Erdin Ciplak: Also: Meine Haupthilfsmittel auf einem Smartphone oder Computer sind erstmal eine Vergrößerungssoftware und halt ein Screenreader, also Zoom auf dem iPhone, das heißt einfach so, und Voice Over und damit decke ich eigentlich ganz, ganz viel ab. Also: Ich habe vorher zum Beispiel noch elektronische Leselupen gehabt und das sind auch so fünf, sechs Zoll-Displays mit einer Kamera verbaut, aber die Smartphones sind mittlerweile so gut geworden, dass ich so etwas gar nicht mehr habe und es gab mal die Idee, das hatte ich leider nur zum Test, eines elektronischen Fernglases, oder ein Monokular, was aber digital war. Ist leider nicht wirklich auf den Markt gekommen. Fand ich ein bisschen schade, aber dass man halt die Dinge nutzt, die ich nutze, und eine Braillezeile und so, was jetzt vielleicht die Zuhörer*innen interessiert, also: So etwas nutze ich gar nicht, weil die Blindenschrift oder die Brailleschrift habe ich zum Beispiel gar nicht gelernt aufgrund meines Restsehvermögens. Also: Läuft möglich alles über Sprache. Bei mir kann alles sprechen.

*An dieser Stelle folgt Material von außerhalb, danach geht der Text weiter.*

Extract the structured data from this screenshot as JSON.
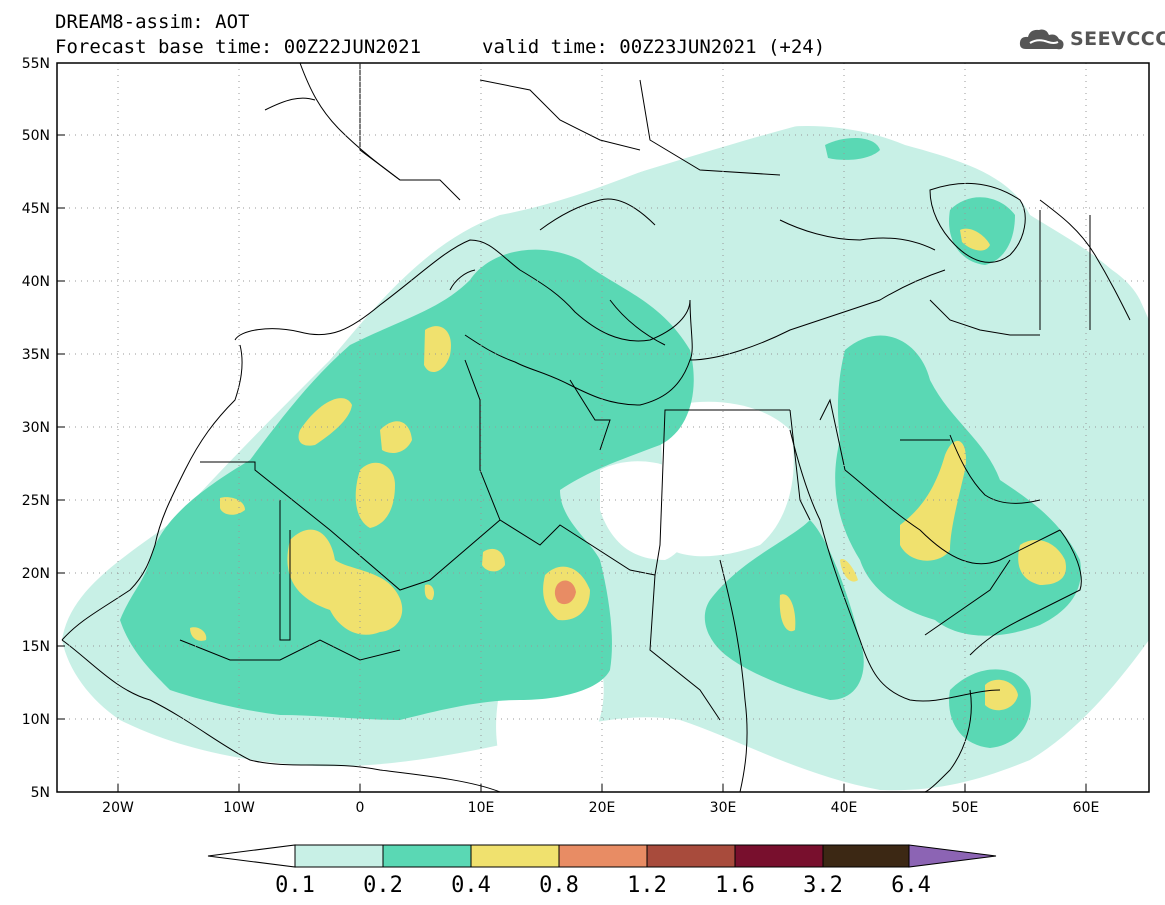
{
  "header": {
    "title": "DREAM8-assim: AOT",
    "base_time": "Forecast base time: 00Z22JUN2021",
    "valid_time": "valid time: 00Z23JUN2021 (+24)",
    "logo_text": "SEEVCCC",
    "logo_icon": "cloud-icon"
  },
  "map": {
    "variable": "AOT",
    "lon_range": [
      -25,
      65
    ],
    "lat_range": [
      5,
      55
    ],
    "lat_ticks": [
      "55N",
      "50N",
      "45N",
      "40N",
      "35N",
      "30N",
      "25N",
      "20N",
      "15N",
      "10N",
      "5N"
    ],
    "lon_ticks": [
      "20W",
      "10W",
      "0",
      "10E",
      "20E",
      "30E",
      "40E",
      "50E",
      "60E"
    ],
    "gridlines": "dotted"
  },
  "colorbar": {
    "labels": [
      "0.1",
      "0.2",
      "0.4",
      "0.8",
      "1.2",
      "1.6",
      "3.2",
      "6.4"
    ],
    "colors": [
      "#ffffff",
      "#c8f0e6",
      "#5ad8b4",
      "#f0e16e",
      "#e88c64",
      "#a84b3c",
      "#780f2d",
      "#3c2814",
      "#8c64b4"
    ]
  }
}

Dennis Bruder: Das alles hast du mir auch schon erzählt, dass ja eigentlich bei einer Seheinschränkung, die wirklich blinden Nutzern, die so spezielle Geräte wie eine Braillezeile nutzen, eigentlich ein relativ geringer Teil sind, sondern der Großteil wirklich eine mittlere bis starke Seheinschränkung einfach haben, so wie es bei dir ist. Das fand ich auch interessant. Das wusste ich gar nicht, weil oft in der digitalen Barrierefreiheit Menschen mit komplettem Sehverlust im Fokus stehen und der andere große Part fällt so ein bisschen ab, würde ich sagen.

Erdin Ciplak: Ja. Absolut. Du hast halt den Ganzblinden oder den Sehenden. Also: Da sieht man in den Apps zum Beispiel, dass diese vielleicht dann barrierefrei sind im Sinne von: Sind zugänglich mit dem Screenreader, haben dann aber nicht die Möglichkeit, den Text größer zu stellen oder zum Beispiel im sogenannten Dark-Mode oder was das Design der App einfach grauenhaft, also was über das System Schwierigkeiten damit haben und das ist also auch der Punkt: Man muss es sich so überlegen: Wenn man etwas barrierefreier macht, dann macht man das ja nicht nur barrierefrei für die jeweilige Gruppe von Menschen mit Behinderung, sondern man macht auch barrierefrei vielleicht, weiß ich nicht, für vielleicht ältere Menschen oder für Menschen, die vielleicht nicht so gut Deutsch können, sondern durch das gute Design der App relativ gut darüber navigieren können oder wie auch immer. Man muss halt immer nicht nur die jeweilige Behinderung sehen, wenn man das barrierefrei macht, sondern eigentlich immer überlegen: Man macht es immer für mehrere, ja, Gruppen von Menschen oder verschiedene Beeinträchtigungen gleichzeitig und das finde ich halt immer ganz wichtig, dass man das Ganzheitliche sehen sollte.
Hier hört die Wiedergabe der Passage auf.